2. Perencanaan bedah terintegrasi
- Data radiologi memungkinkan simulasi virtual rekonstruksi tulang dan koreksi posisi rahang.
- Dengan memetakan anatomi secara akurat, tim bedah dapat merencanakan osteotomi, refrakturasi, reposisi fragmen, dan fiksasi dalam satu tahap seperti yang dilakukan dalam penatalaksanaan terpadu fraktur maksilofasial kompleks di UGM.
- Radiologi membantu dalam menentukan lokasi optimal pemasangan plat, sekrup, dan titik anchorage untuk stabilisasi.
3. Evaluasi pascaoperatif dan monitoring penyembuhan
- Setelah operasi, pencitraan radiologi (CT, CBCT) digunakan untuk mengevaluasi posisi tulang, keselarasan rahang, dan penyatuan (osseous union).
- Dengan informasi radiologi, dapat dinilai apakah ada malunion residual atau kebutuhan koreksi lanjutan.
Hubungan dengan Penelitian UGM tentang Fraktur Maksilofasial Kompleks
Penelitian UGM tersebut menceritakan kasus fraktur maksilofasial kompleks (termasuk fraktur Le Fort II dan fraktur mandibula) yang terlambat ditangani sehingga menyebabkan maloklusi dan malunion.

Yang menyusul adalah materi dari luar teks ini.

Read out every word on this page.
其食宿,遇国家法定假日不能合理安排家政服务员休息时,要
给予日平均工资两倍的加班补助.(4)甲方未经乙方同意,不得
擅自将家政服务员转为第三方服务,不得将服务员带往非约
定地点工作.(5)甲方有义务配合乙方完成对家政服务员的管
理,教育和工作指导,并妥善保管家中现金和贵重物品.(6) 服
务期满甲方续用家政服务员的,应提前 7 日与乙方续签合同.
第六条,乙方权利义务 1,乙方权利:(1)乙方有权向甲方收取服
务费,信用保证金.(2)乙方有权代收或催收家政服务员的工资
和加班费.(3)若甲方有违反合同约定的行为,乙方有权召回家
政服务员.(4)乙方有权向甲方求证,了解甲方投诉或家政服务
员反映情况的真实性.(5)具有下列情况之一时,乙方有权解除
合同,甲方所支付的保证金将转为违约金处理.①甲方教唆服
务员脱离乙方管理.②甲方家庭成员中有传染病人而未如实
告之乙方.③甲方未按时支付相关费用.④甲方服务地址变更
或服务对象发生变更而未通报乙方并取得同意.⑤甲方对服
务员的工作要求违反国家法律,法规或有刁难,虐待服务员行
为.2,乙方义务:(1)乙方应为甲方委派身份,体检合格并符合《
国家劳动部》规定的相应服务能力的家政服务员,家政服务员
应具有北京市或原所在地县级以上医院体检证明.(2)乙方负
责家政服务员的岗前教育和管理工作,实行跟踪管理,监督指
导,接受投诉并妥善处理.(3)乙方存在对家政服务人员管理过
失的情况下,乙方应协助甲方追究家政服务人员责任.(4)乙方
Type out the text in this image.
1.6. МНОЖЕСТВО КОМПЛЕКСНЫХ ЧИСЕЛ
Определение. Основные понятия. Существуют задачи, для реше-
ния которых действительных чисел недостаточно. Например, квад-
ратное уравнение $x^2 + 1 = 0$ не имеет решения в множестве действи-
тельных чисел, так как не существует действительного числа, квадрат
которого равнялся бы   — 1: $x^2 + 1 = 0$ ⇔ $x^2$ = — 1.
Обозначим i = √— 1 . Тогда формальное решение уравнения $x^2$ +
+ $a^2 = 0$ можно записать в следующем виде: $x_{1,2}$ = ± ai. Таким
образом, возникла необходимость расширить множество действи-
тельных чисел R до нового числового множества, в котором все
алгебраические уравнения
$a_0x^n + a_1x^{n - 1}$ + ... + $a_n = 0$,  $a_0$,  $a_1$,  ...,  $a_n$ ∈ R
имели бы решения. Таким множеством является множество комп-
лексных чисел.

Penatalaksanaan dilakukan secara terpadu dalam satu tahap operasi meliputi osteotomi Le Fort I, refrakturasi, reposisi dan fiksasi. Hasil jangka enam bulan menunjukkan:
- Tidak terjadi infeksi atau penolakan terhadap perangkat fiksasi.
- Fungsi dan estetika pasien membaik secara progresif.
Keberhasilan tindakan terpadu tersebut bergantung secara besar pada data anatomi tulang wajah yang akurat—data yang diperoleh melalui pencitraan radiologi maksimal.
Tantangan & Arah Penelitian Radiologi Maksilofasial
Beberapa tantangan dan peluang riset di bidang radiologi maksilofasial meliputi:
- Resolusi tinggi dan artefak logam: Implan, plat, dan bahan fiksasi sering memunculkan artefak pada CT/CBCT; penelitian diarahkan ke algoritma reduksi artefak dan imaging berbasis sinar photon atau dual-energy.
- Integrasi AI dan segmentasi otomatis: Pengembangan algoritma kecerdasan buatan untuk mendeteksi fraktur, memisahkan fragmen tulang, dan memprediksi rencana bedah optimal.
- Navigasi intraoperatif berbasis citra: Menggabungkan pencitraan real-time (misalnya CBCT intraoperatif) dengan navigasi bedah agar posisi fragmen dan perangkat fiksasi lebih tepat.
- Pencitraan perfusi dan vaskularisasi: Menilai suplai darah ke fragmen tulang agar healing lebih baik — aspek ini penting ketika fragmen tulang besar atau cedera jaringan lunak menyertainya.
- Pengurangan dosis radiasi: Menyesuaikan protokol radiologi maksimal agar pasien tidak terpapar radiasi berlebih, sambil mempertahankan kualitas citra diagnostik tinggi.
***
Riset radiologi dengan fokus pada anatomi maksilofasial adalah pondasi kritis bagi diagnosis, perencanaan, dan evaluasi bedah wajah dan rahang, terutama dalam kasus fraktur kompleks. Penelitian menunjukkan bagaimana pemetaan anatomi tulang wajah yang tepat mendukung intervensi bedah menyeluruh dan terpadu. Dengan kemajuan teknologi radiologi (CT, CBCT, AI, navigasi), riset di bidang ini terus membuka potensi untuk bedah maksilofasial yang lebih tepat, aman, dan personalisasi.